Just to comment quickly, because it was raised: There’s also the question of combining this with low-dose cytarabine, which is a much more commonly used drug in many other places in the country. Similar enthusiastic data around the phase 2. We had, based on a press release and some other information, the impression that the study would not be positive when compared with low-dose cytarabine alone. Gail is, I believe, the senior author of that study that was just published in Blood. I encourage people to read it, because when patients were followed for a little longer than the original planned analysis, which is definitely a weakness of the planning of the study. But the reality of it was that when you follow patients to a 12-month time point, there was a survival benefit.
There are a lot of explanations for why the low-dose cytarabine patients seemed to underperform. It is, by definition, a tougher patient population. Upward of one-third of those patients were allowed based on who had had a prior hypomethylating agent for an MDS [myelodysplastic syndrome]. Those patients were completely excluded from the azacitidine arm. There are a couple of explanations there. But it gives us more options. For us in the leukemia world, there’s no way that’s not a good thing.
Harry Paul Erba, MD, PhD: Gail, did you want to chime in?
Gail J. Roboz, MD: The VIALE-A study, as it’s now kind of widely known as, looks at azacitidine plus venetoclax versus azacitidine alone. That’s the new standard of care for AML. It’s actually really rough in Europe, where they don’t have it yet, and in other parts of the world where they don’t have it yet, because we’ve seen incredibly higher-than-usual response rates. We’ve been stuck in 28%-to-30% response land for older patients with AML for decades. Now that’s not true. Those over-60% response rates across cytogenetic groups, across molecular groups are real. They happen. They’re quick. You don’t have to wait for 100 cycles of azacitidine to see those responses. It’s usually 1, sometimes 2, but usually after 1. It’s just plain better. I think Dan is absolutely right that we were relieved. First of all, there were a couple of other studies presented at ASH in which the azacitidine arm was looking a lot better than we thought. There were patients hanging out for a year or 11 months of overall survival. This, of course, was a survival study. So that was a little worrisome.
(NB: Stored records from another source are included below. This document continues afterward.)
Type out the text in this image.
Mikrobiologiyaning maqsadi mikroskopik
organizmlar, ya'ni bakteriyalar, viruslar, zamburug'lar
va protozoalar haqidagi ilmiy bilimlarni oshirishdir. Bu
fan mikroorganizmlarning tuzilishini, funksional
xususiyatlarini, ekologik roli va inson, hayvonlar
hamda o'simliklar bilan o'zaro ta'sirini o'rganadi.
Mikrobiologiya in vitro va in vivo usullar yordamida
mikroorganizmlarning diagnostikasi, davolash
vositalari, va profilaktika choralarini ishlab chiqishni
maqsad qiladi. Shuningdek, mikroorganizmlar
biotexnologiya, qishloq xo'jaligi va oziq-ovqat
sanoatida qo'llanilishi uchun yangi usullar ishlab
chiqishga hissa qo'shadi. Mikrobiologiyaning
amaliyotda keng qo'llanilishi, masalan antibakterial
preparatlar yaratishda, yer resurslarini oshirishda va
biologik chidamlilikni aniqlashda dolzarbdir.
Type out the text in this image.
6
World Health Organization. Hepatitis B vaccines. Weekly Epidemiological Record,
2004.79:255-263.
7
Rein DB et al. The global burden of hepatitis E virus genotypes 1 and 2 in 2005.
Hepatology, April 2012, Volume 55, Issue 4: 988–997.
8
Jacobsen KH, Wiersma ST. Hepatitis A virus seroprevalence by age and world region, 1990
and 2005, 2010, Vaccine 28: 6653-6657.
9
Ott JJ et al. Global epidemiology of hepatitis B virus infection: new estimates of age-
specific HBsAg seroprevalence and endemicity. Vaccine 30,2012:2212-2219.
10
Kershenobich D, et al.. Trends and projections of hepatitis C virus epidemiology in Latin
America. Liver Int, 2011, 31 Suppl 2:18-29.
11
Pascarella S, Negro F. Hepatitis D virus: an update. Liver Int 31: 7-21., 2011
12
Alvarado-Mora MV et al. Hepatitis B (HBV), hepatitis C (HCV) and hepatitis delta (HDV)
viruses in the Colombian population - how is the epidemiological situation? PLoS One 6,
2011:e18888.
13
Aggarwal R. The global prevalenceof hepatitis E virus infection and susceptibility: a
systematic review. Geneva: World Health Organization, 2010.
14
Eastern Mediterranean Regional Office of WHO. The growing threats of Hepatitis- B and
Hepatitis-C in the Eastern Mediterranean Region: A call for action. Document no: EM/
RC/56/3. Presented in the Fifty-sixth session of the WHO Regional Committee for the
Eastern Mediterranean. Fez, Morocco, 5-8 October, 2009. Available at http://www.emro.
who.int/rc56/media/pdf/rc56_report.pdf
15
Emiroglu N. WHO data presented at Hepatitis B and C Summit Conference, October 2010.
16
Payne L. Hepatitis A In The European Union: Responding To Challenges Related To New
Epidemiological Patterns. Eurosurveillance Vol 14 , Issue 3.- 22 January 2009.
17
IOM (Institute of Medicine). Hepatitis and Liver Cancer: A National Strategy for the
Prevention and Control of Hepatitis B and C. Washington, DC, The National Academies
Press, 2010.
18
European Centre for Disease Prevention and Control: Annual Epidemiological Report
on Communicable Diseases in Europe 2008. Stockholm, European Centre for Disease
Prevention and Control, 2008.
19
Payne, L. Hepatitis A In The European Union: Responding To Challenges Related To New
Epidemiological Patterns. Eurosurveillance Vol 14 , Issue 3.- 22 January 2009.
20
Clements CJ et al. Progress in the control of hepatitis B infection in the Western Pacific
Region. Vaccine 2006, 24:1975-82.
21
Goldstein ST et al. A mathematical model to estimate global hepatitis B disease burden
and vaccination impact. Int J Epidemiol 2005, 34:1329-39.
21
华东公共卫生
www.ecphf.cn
Then you have the VIALE-C trial, the low-dose Ara-C [cytarabine] study, and actually I am a senior author on that paper. Andrew Wei is first. We’re putting together an editorial to explain that. Clinically, it’s a useful regimen. Those response rates were real. It is absolutely overshadowed by the azacitidine data, but sometimes we really do have patients who had 10 cycles of the hypomethylating agents before they officially convert to AML, or who are in a situation where you just don’t think that another round of HMA is going to work.
The question is, can some of those patients still benefit from the addition of venetoclax to low-dose cytarabine? I still think there are patients for whom there might be a benefit. Much like the phase 3 data we saw years ago regarding decitabine, which initially did not show a survival benefit but then with longer follow-up did, I think those studies are statistically kind of messed up. The reason you’re not seeing the benefit is more because of disadvantageous study design with respect to hazard ratio and statistics, rather than because the regimen doesn’t have any benefit.
AZA-VEN [azacitidine-venetoclax] is the new standard of care. There are probably some patients for whom I would try low-dose Ara-C [cytarabine]–venetoclax if you really don’t think more HMA is going to be of benefit. The rest of the world is scrambling to try to get the regulatory approvals so that they can apply these—the practice-changing regimen for their patients.